Do I have to be absolutely sure of the right in order to interact with them? Do I have to insist that they be of the same theology and morality as me?
I take what Paul is saying is that we are each and all called to obedience to the Word of faith we have heard. We are not all on the same place on that faith journey. I must be obedient to where I am. You must be obedient to where you are.
Might I be mistaken or unformed or in sin? Yes! Might you? Yes. Might the people with whom I disagree? Yes.
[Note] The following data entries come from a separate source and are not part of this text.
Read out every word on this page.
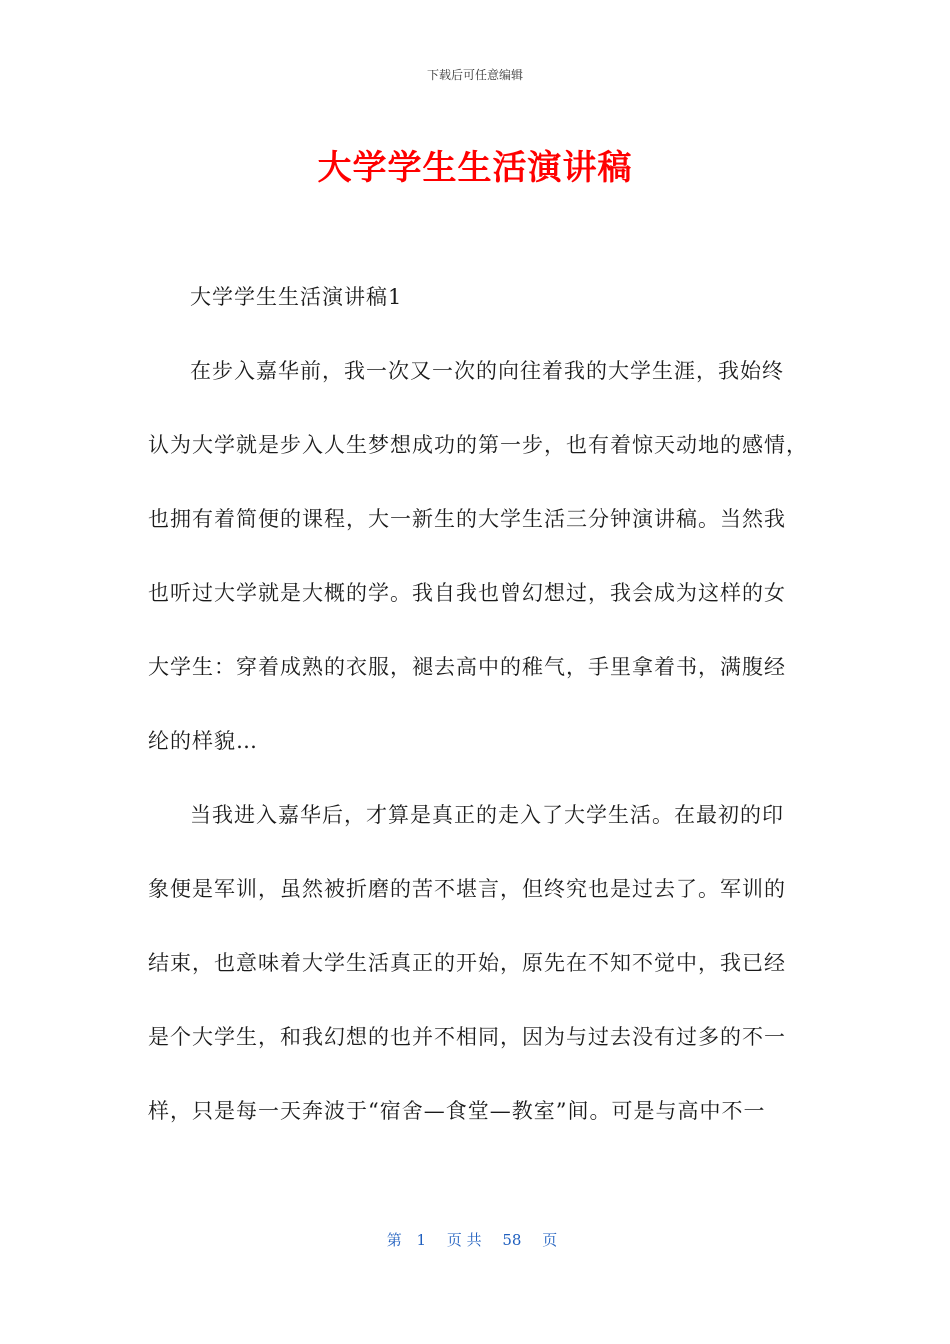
下载后可任意编辑
大学学生生活演讲稿
大学学生生活演讲稿1
在步入嘉华前，我一次又一次的向往着我的大学生涯，我始终
认为大学就是步入人生梦想成功的第一步，也有着惊天动地的感情，
也拥有着简便的课程，大一新生的大学生活三分钟演讲稿。当然我
也听过大学就是大概的学。我自我也曾幻想过，我会成为这样的女
大学生：穿着成熟的衣服，褪去高中的稚气，手里拿着书，满腹经
纶的样貌…
当我进入嘉华后，才算是真正的走入了大学生活。在最初的印
象便是军训，虽然被折磨的苦不堪言，但终究也是过去了。军训的
结束，也意味着大学生活真正的开始，原先在不知不觉中，我已经
是个大学生，和我幻想的也并不相同，因为与过去没有过多的不一
样，只是每一天奔波于“宿舍—食堂—教室”间。可是与高中不一
第 1 页 共 58 页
Reframe solution: Instead of thinking of people as conservatives, liberals, Republicans, Democrats, faithful Catholics, fallen-away Catholics, etc—let me think of us all as Jews and Gentiles, trying to form a cohesive community that lives in stark contrast to the culture around it. Let me realize that on one issue today I may be in the role of Jew—as one who has known God and his ways for many years. But on the next issue I may be in the role of Gentile—as one who is unfamiliar with God’s ways. Let me see my friends and the various people I read in a similar way: about some things they know God’s ways well—in other areas, perhaps not.
Let me now study Romans these next four weeks (and through most of 2020 in the Sunday readings) through the eyes of this reframe.
Prayer:
Lord, today reframe my heart. Let such a reframe increase my humility. With an increase in humility, give me graces to test my ground before I stand firm, to stand firm when I need to, to always seek to open my eyes to see from Your perspective, to change my heart when it hardens, to journey with You, Lord. You seek us all. Find me Lord—always. Let me walk with You to find, encounter, love, and welcome others into Your Life, Your Love. Yes, Lord, reframe my heart.